20 Greymouth Petroleum Mining Co Ltd v Fletcher Challenge [2001] 2 NZLR 786 at [15].
[91] As Mr Hunter submitted, having had the opportunity to debate the issues (including the exchange of evidence by expert witnesses), the respondents have failed to put forward any viable counter-narrative. The assessment of the directors is that they have the necessary capacity for future investment and growth with the significant capital that is being retained. As Mr Hunter emphasised, only $4.08 million of the $9 million surplus is being returned. There is no probative evidence or legitimate basis for the Court to conclude that the directors’ assessment is wrong. I note also that the NZSA does not oppose the application.

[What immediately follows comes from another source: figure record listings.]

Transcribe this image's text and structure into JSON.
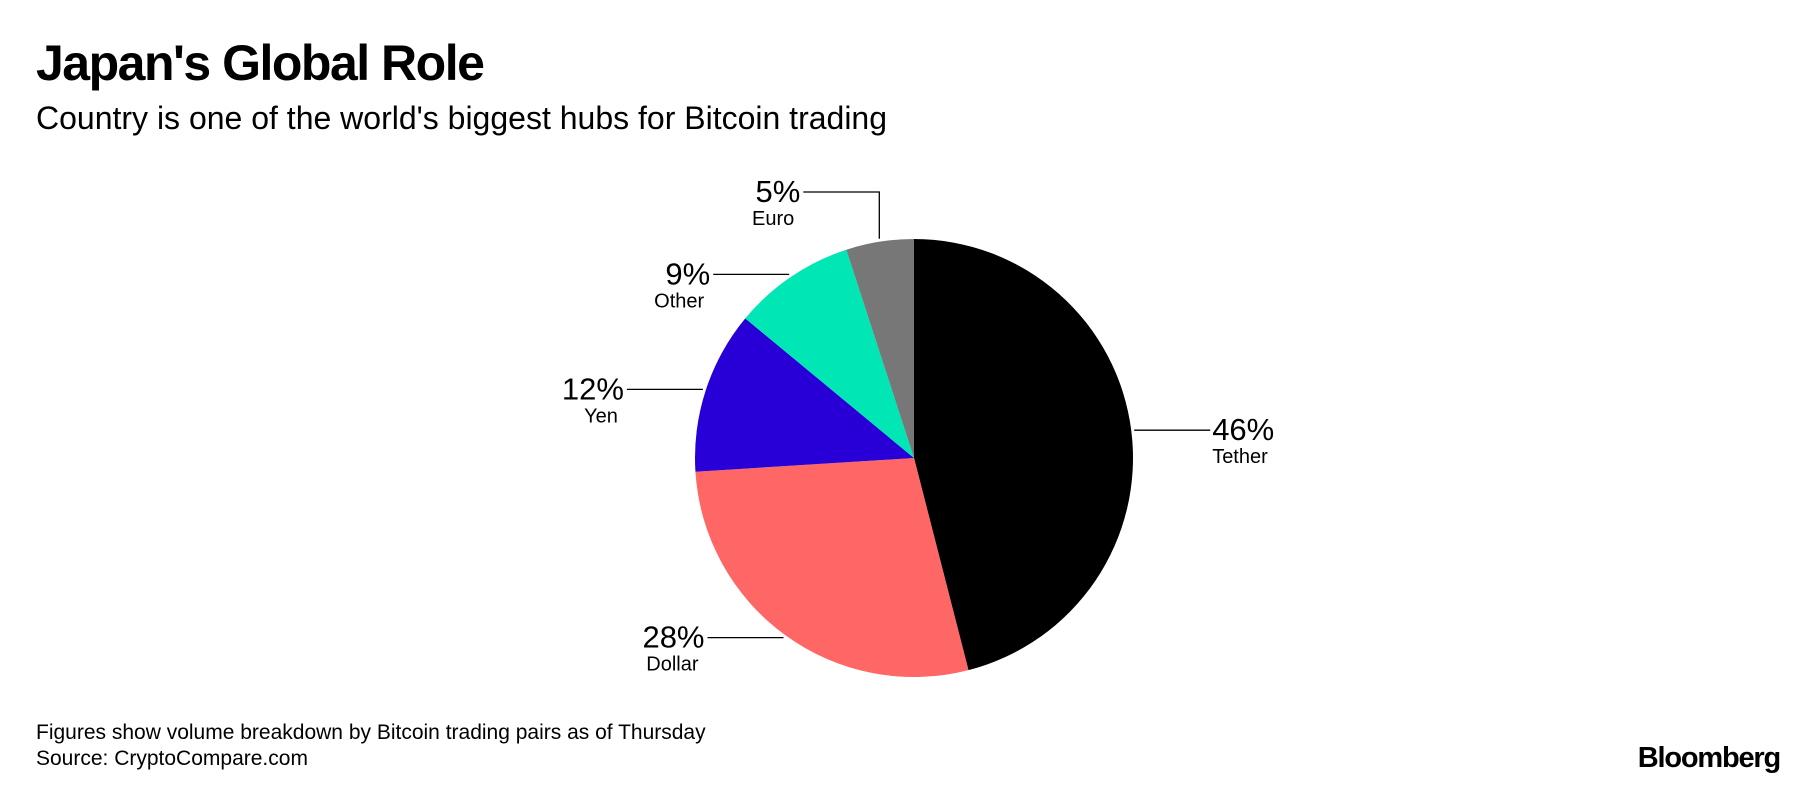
{
  "header": {
    "title": "Japan's Global Role",
    "subtitle": "Country is one of the world's biggest hubs for Bitcoin trading"
  },
  "footer": {
    "note": "Figures show volume breakdown by Bitcoin trading pairs as of Thursday",
    "source": "Source: CryptoCompare.com",
    "brand": "Bloomberg"
  },
  "chart_data": {
    "type": "pie",
    "title": "Japan's Global Role",
    "subtitle": "Country is one of the world's biggest hubs for Bitcoin trading",
    "slices": [
      {
        "label": "Tether",
        "value": 46,
        "display": "46%",
        "color": "#000000",
        "label_side": "right"
      },
      {
        "label": "Dollar",
        "value": 28,
        "display": "28%",
        "color": "#ff6666",
        "label_side": "left"
      },
      {
        "label": "Yen",
        "value": 12,
        "display": "12%",
        "color": "#2800d7",
        "label_side": "left"
      },
      {
        "label": "Other",
        "value": 9,
        "display": "9%",
        "color": "#00e6b5",
        "label_side": "left"
      },
      {
        "label": "Euro",
        "value": 5,
        "display": "5%",
        "color": "#777777",
        "label_side": "left"
      }
    ],
    "start_angle": "12 o'clock",
    "direction": "clockwise"
  }
}
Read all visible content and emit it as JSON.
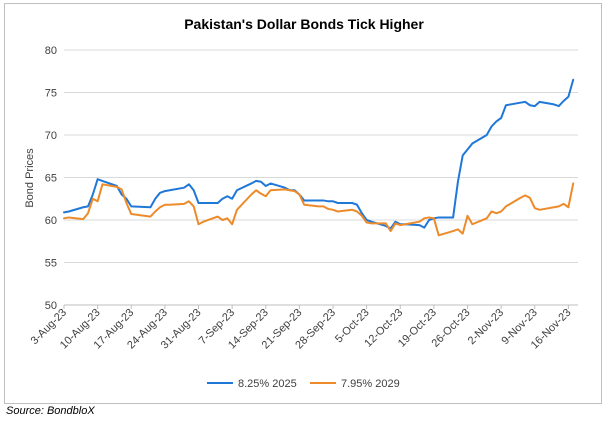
{
  "title": "Pakistan's Dollar Bonds Tick Higher",
  "source": "Source: BondbloX",
  "chart_data": {
    "type": "line",
    "title": "Pakistan's Dollar Bonds Tick Higher",
    "xlabel": "",
    "ylabel": "Bond Prices",
    "ylim": [
      50,
      80
    ],
    "yticks": [
      50,
      55,
      60,
      65,
      70,
      75,
      80
    ],
    "xlim": [
      "2023-08-03",
      "2023-11-18"
    ],
    "xticks": [
      "2023-08-03",
      "2023-08-10",
      "2023-08-17",
      "2023-08-24",
      "2023-08-31",
      "2023-09-07",
      "2023-09-14",
      "2023-09-21",
      "2023-09-28",
      "2023-10-05",
      "2023-10-12",
      "2023-10-19",
      "2023-10-26",
      "2023-11-02",
      "2023-11-09",
      "2023-11-16"
    ],
    "xtick_labels": [
      "3-Aug-23",
      "10-Aug-23",
      "17-Aug-23",
      "24-Aug-23",
      "31-Aug-23",
      "7-Sep-23",
      "14-Sep-23",
      "21-Sep-23",
      "28-Sep-23",
      "5-Oct-23",
      "12-Oct-23",
      "19-Oct-23",
      "26-Oct-23",
      "2-Nov-23",
      "9-Nov-23",
      "16-Nov-23"
    ],
    "grid": "horizontal",
    "legend": "bottom",
    "series": [
      {
        "name": "8.25% 2025",
        "color": "#1f77d8",
        "points": [
          [
            "2023-08-03",
            60.9
          ],
          [
            "2023-08-04",
            61.0
          ],
          [
            "2023-08-07",
            61.5
          ],
          [
            "2023-08-08",
            61.6
          ],
          [
            "2023-08-09",
            63.0
          ],
          [
            "2023-08-10",
            64.8
          ],
          [
            "2023-08-11",
            64.6
          ],
          [
            "2023-08-14",
            64.0
          ],
          [
            "2023-08-15",
            63.0
          ],
          [
            "2023-08-16",
            62.5
          ],
          [
            "2023-08-17",
            61.6
          ],
          [
            "2023-08-21",
            61.5
          ],
          [
            "2023-08-22",
            62.5
          ],
          [
            "2023-08-23",
            63.2
          ],
          [
            "2023-08-24",
            63.4
          ],
          [
            "2023-08-25",
            63.5
          ],
          [
            "2023-08-28",
            63.8
          ],
          [
            "2023-08-29",
            64.2
          ],
          [
            "2023-08-30",
            63.5
          ],
          [
            "2023-08-31",
            62.0
          ],
          [
            "2023-09-01",
            62.0
          ],
          [
            "2023-09-04",
            62.0
          ],
          [
            "2023-09-05",
            62.5
          ],
          [
            "2023-09-06",
            62.8
          ],
          [
            "2023-09-07",
            62.5
          ],
          [
            "2023-09-08",
            63.5
          ],
          [
            "2023-09-11",
            64.3
          ],
          [
            "2023-09-12",
            64.6
          ],
          [
            "2023-09-13",
            64.5
          ],
          [
            "2023-09-14",
            64.0
          ],
          [
            "2023-09-15",
            64.3
          ],
          [
            "2023-09-18",
            63.8
          ],
          [
            "2023-09-19",
            63.5
          ],
          [
            "2023-09-20",
            63.5
          ],
          [
            "2023-09-21",
            63.0
          ],
          [
            "2023-09-22",
            62.3
          ],
          [
            "2023-09-25",
            62.3
          ],
          [
            "2023-09-26",
            62.3
          ],
          [
            "2023-09-27",
            62.2
          ],
          [
            "2023-09-28",
            62.2
          ],
          [
            "2023-09-29",
            62.0
          ],
          [
            "2023-10-02",
            62.0
          ],
          [
            "2023-10-03",
            61.8
          ],
          [
            "2023-10-04",
            60.8
          ],
          [
            "2023-10-05",
            60.0
          ],
          [
            "2023-10-06",
            59.8
          ],
          [
            "2023-10-09",
            59.3
          ],
          [
            "2023-10-10",
            59.0
          ],
          [
            "2023-10-11",
            59.8
          ],
          [
            "2023-10-12",
            59.5
          ],
          [
            "2023-10-13",
            59.5
          ],
          [
            "2023-10-16",
            59.4
          ],
          [
            "2023-10-17",
            59.1
          ],
          [
            "2023-10-18",
            60.0
          ],
          [
            "2023-10-19",
            60.2
          ],
          [
            "2023-10-20",
            60.3
          ],
          [
            "2023-10-23",
            60.3
          ],
          [
            "2023-10-24",
            64.5
          ],
          [
            "2023-10-25",
            67.6
          ],
          [
            "2023-10-26",
            68.3
          ],
          [
            "2023-10-27",
            69.0
          ],
          [
            "2023-10-30",
            70.0
          ],
          [
            "2023-10-31",
            71.0
          ],
          [
            "2023-11-01",
            71.6
          ],
          [
            "2023-11-02",
            72.0
          ],
          [
            "2023-11-03",
            73.5
          ],
          [
            "2023-11-06",
            73.8
          ],
          [
            "2023-11-07",
            73.9
          ],
          [
            "2023-11-08",
            73.5
          ],
          [
            "2023-11-09",
            73.4
          ],
          [
            "2023-11-10",
            73.9
          ],
          [
            "2023-11-13",
            73.6
          ],
          [
            "2023-11-14",
            73.4
          ],
          [
            "2023-11-15",
            74.0
          ],
          [
            "2023-11-16",
            74.5
          ],
          [
            "2023-11-17",
            76.5
          ]
        ]
      },
      {
        "name": "7.95% 2029",
        "color": "#ed8b2a",
        "points": [
          [
            "2023-08-03",
            60.2
          ],
          [
            "2023-08-04",
            60.3
          ],
          [
            "2023-08-07",
            60.1
          ],
          [
            "2023-08-08",
            60.8
          ],
          [
            "2023-08-09",
            62.5
          ],
          [
            "2023-08-10",
            62.2
          ],
          [
            "2023-08-11",
            64.2
          ],
          [
            "2023-08-14",
            63.9
          ],
          [
            "2023-08-15",
            63.6
          ],
          [
            "2023-08-16",
            62.0
          ],
          [
            "2023-08-17",
            60.7
          ],
          [
            "2023-08-21",
            60.4
          ],
          [
            "2023-08-22",
            61.0
          ],
          [
            "2023-08-23",
            61.5
          ],
          [
            "2023-08-24",
            61.8
          ],
          [
            "2023-08-25",
            61.8
          ],
          [
            "2023-08-28",
            61.9
          ],
          [
            "2023-08-29",
            62.2
          ],
          [
            "2023-08-30",
            61.6
          ],
          [
            "2023-08-31",
            59.5
          ],
          [
            "2023-09-01",
            59.8
          ],
          [
            "2023-09-04",
            60.4
          ],
          [
            "2023-09-05",
            60.0
          ],
          [
            "2023-09-06",
            60.2
          ],
          [
            "2023-09-07",
            59.5
          ],
          [
            "2023-09-08",
            61.2
          ],
          [
            "2023-09-11",
            63.0
          ],
          [
            "2023-09-12",
            63.5
          ],
          [
            "2023-09-13",
            63.1
          ],
          [
            "2023-09-14",
            62.8
          ],
          [
            "2023-09-15",
            63.5
          ],
          [
            "2023-09-18",
            63.6
          ],
          [
            "2023-09-19",
            63.5
          ],
          [
            "2023-09-20",
            63.4
          ],
          [
            "2023-09-21",
            63.0
          ],
          [
            "2023-09-22",
            61.8
          ],
          [
            "2023-09-25",
            61.6
          ],
          [
            "2023-09-26",
            61.6
          ],
          [
            "2023-09-27",
            61.3
          ],
          [
            "2023-09-28",
            61.2
          ],
          [
            "2023-09-29",
            61.0
          ],
          [
            "2023-10-02",
            61.2
          ],
          [
            "2023-10-03",
            61.0
          ],
          [
            "2023-10-04",
            60.5
          ],
          [
            "2023-10-05",
            59.7
          ],
          [
            "2023-10-06",
            59.6
          ],
          [
            "2023-10-09",
            59.6
          ],
          [
            "2023-10-10",
            58.7
          ],
          [
            "2023-10-11",
            59.6
          ],
          [
            "2023-10-12",
            59.4
          ],
          [
            "2023-10-13",
            59.5
          ],
          [
            "2023-10-16",
            59.8
          ],
          [
            "2023-10-17",
            60.2
          ],
          [
            "2023-10-18",
            60.3
          ],
          [
            "2023-10-19",
            60.2
          ],
          [
            "2023-10-20",
            58.2
          ],
          [
            "2023-10-23",
            58.7
          ],
          [
            "2023-10-24",
            58.9
          ],
          [
            "2023-10-25",
            58.4
          ],
          [
            "2023-10-26",
            60.5
          ],
          [
            "2023-10-27",
            59.5
          ],
          [
            "2023-10-30",
            60.2
          ],
          [
            "2023-10-31",
            61.0
          ],
          [
            "2023-11-01",
            60.8
          ],
          [
            "2023-11-02",
            61.0
          ],
          [
            "2023-11-03",
            61.6
          ],
          [
            "2023-11-06",
            62.6
          ],
          [
            "2023-11-07",
            62.9
          ],
          [
            "2023-11-08",
            62.6
          ],
          [
            "2023-11-09",
            61.4
          ],
          [
            "2023-11-10",
            61.2
          ],
          [
            "2023-11-13",
            61.5
          ],
          [
            "2023-11-14",
            61.6
          ],
          [
            "2023-11-15",
            61.9
          ],
          [
            "2023-11-16",
            61.5
          ],
          [
            "2023-11-17",
            64.3
          ]
        ]
      }
    ]
  }
}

[92] The Scheme was supported by 92.92 per cent of those voting (where the requirement is 75 per cent) and 76.39 per cent of total shares (there is a 50 per cent requirement). Excluding MTL’s shares, 97.73 per cent voted in favour. Only 12 shareholders voted against. It is unlikely that had more fulsome information been available in the shareholder materials that the shareholders would have voted differently. Burger Fuel has no material debt and it retains surplus cash. All these factors support a finding that I should approve the Scheme.
[93] I have given consideration to whether I should order a “further process” be undertaken before making a final decision of whether or not to approve the Scheme. That approach has been adopted in Australia.21 However, in this case I see no utility in that approach, particularly given the complete absence of any plausible or viable counter-narrative.
[94] My decision to approve the Scheme is not an indication that the courts do not regard these process issues as important. For good reason, the Court will always insist about a level of disclosure that enables a shareholder to make a properly informed decision. These obligations must be taken seriously. Ordinarily, process failures of the kind I have identified would likely result in a decision to refuse approval or give rise to an order requiring further steps to be taken. However, the Court retains a discretion and it is necessary to ask whether the process failures are material and/or have caused any prejudice.
21 Damian and Rich, above n 15; see also Re Missouri NZURI Copper Ltd (No 4) [2020] WASC 10.
Result
[95] I grant the application and make an order approving the Scheme under s 236(1) of the Act.
[96] As to costs, I accept and adopt the submissions of Mr Blanchard KC. The objections raised in this case were not technical and baseless. They were of substance and, in my view, properly and justifiably advanced, even though the respondents were ultimately unsuccessful.
[97] Where a person affected by a scheme appears on the hearing of the application to object to that approval, the question of whether that objector’s costs should be paid by the company or the objector should pay the company’s costs of the application, will not be determined by reference to whether the application is successful, but rather to whether the objections were properly and justifiably advanced even though they ultimately failed.22
[98] Accordingly, I order that Burger Fuel is to pay costs to the first respondent, MTL, and on a 2B basis plus disbursements. There is no order for costs in favour of Burger Fuel and no order for costs in respect of the third respondents.
[99] I note that the NZSA does not seek costs. I make no order for costs in relation to NZSA.
[100]There is no order for costs in relation to the Takeovers Panel.
Andrew J
This judgment was delivered by Justice Andrew on 27 May 2024 at 4.00 pm pursuant to r 11.5 of the High Court Rules 2016
Registrar / Deputy Registrar Date ………………………………
22 Heard, above n 8, at [4.5.800], citing Re Arrowfield Group Ltd 17 ACSR 649 (NSWSC); Re Matine Ltd (1998) 28 ACSR 492 (NSWSC); Re Phosphate Resources Ltd (2005) 56 ACSR 169, [2005] FCA 1705.